Other law firms in the case include Cohen Millstein Sellers & Toll PLLC and Barrett, Johnston, Martin & Garrison.

The hospitals billed Medicare, Medicaid and TRICARE for inpatient admissions between January 2005 and December 2010.

“The settlement agreement reflects the Company’s desire to end the investigation, which began in 2011, and to avoid the significant expense and distraction of litigation,” the company said in a statement.

Under the agreement, there is no finding of improper conduct by Community Health Systems or its affiliated hospitals, and the company denies any wrongdoing.
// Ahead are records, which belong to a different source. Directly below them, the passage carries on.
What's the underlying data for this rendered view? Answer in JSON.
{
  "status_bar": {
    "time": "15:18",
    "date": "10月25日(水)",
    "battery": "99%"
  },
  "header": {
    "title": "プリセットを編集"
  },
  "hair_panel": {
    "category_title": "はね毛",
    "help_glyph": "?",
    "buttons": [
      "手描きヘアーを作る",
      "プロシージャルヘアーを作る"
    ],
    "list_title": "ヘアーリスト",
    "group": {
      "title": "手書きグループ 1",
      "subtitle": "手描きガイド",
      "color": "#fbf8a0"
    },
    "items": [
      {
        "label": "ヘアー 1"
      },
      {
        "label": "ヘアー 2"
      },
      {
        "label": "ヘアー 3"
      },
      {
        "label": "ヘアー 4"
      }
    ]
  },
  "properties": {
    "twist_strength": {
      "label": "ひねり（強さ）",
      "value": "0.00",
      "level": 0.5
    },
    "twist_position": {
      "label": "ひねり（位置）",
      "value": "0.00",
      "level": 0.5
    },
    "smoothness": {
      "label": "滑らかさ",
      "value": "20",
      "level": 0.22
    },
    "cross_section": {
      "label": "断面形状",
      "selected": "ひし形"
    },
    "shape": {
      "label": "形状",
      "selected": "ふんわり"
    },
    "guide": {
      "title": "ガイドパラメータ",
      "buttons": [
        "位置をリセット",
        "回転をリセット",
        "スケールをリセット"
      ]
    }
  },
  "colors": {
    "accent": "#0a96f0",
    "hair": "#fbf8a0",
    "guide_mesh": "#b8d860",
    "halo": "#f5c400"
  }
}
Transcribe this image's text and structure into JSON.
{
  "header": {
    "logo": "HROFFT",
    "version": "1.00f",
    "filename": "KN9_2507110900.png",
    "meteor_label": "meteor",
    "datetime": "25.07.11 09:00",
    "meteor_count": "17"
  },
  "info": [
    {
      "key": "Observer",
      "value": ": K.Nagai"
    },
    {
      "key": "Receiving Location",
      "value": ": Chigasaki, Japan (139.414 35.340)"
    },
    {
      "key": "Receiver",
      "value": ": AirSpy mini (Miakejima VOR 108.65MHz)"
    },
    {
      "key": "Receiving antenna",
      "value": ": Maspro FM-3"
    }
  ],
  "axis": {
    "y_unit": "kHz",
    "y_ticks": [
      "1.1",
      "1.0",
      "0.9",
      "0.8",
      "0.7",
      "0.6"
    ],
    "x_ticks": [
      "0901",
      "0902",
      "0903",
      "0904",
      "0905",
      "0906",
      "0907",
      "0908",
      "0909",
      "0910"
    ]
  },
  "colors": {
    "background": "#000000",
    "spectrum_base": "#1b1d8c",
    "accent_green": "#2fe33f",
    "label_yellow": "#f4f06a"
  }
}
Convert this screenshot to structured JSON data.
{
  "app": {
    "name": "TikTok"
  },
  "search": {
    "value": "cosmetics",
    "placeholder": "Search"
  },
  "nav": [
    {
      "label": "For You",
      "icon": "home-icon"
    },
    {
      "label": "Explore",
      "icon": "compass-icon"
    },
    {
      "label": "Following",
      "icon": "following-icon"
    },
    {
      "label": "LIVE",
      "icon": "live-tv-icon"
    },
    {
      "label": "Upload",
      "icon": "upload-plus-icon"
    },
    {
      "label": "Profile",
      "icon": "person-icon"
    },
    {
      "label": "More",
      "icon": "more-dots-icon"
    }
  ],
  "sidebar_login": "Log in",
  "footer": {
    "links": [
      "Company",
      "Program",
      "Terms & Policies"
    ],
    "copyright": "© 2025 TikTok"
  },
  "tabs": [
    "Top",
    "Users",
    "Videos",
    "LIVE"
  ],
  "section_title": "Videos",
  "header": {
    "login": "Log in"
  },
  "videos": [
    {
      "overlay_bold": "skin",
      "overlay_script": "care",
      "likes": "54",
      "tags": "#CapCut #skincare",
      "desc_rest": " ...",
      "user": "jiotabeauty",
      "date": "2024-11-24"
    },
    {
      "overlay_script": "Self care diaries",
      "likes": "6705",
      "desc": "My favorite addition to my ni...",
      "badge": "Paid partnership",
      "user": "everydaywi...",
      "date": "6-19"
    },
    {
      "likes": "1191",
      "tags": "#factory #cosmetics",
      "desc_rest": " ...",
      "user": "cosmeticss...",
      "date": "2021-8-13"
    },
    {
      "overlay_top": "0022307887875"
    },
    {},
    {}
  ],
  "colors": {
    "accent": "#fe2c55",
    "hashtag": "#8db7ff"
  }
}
Commenting on the agreement, company CEO Wayne T. Smith said, “Our organization is dedicated to high ethical standards as we strive to operate in a complex and ever changing regulatory environment. The question of when a patient should be admitted to a hospital is, and always has been, a matter of medical judgment by the individual physician responsible for a patient’s care. Unfortunately, shifting and often ambiguous standards make it extremely difficult for physicians and hospitals to consistently comply with the regulations. We are committed to doing our best, despite these challenges. Because this is an industry-wide issue, we hope the government will work to devise sound and reasonable rules for the important decision about whether to admit an individual for inpatient care, and we appreciate the opportunity to engage in meaningful dialogue with the government over these incredibly complicated issues.”

Under the settlement, whistleblower cases filed in Illinois, Tennessee, North Carolina, Texas and Indiana also will be dismissed, according to news reports.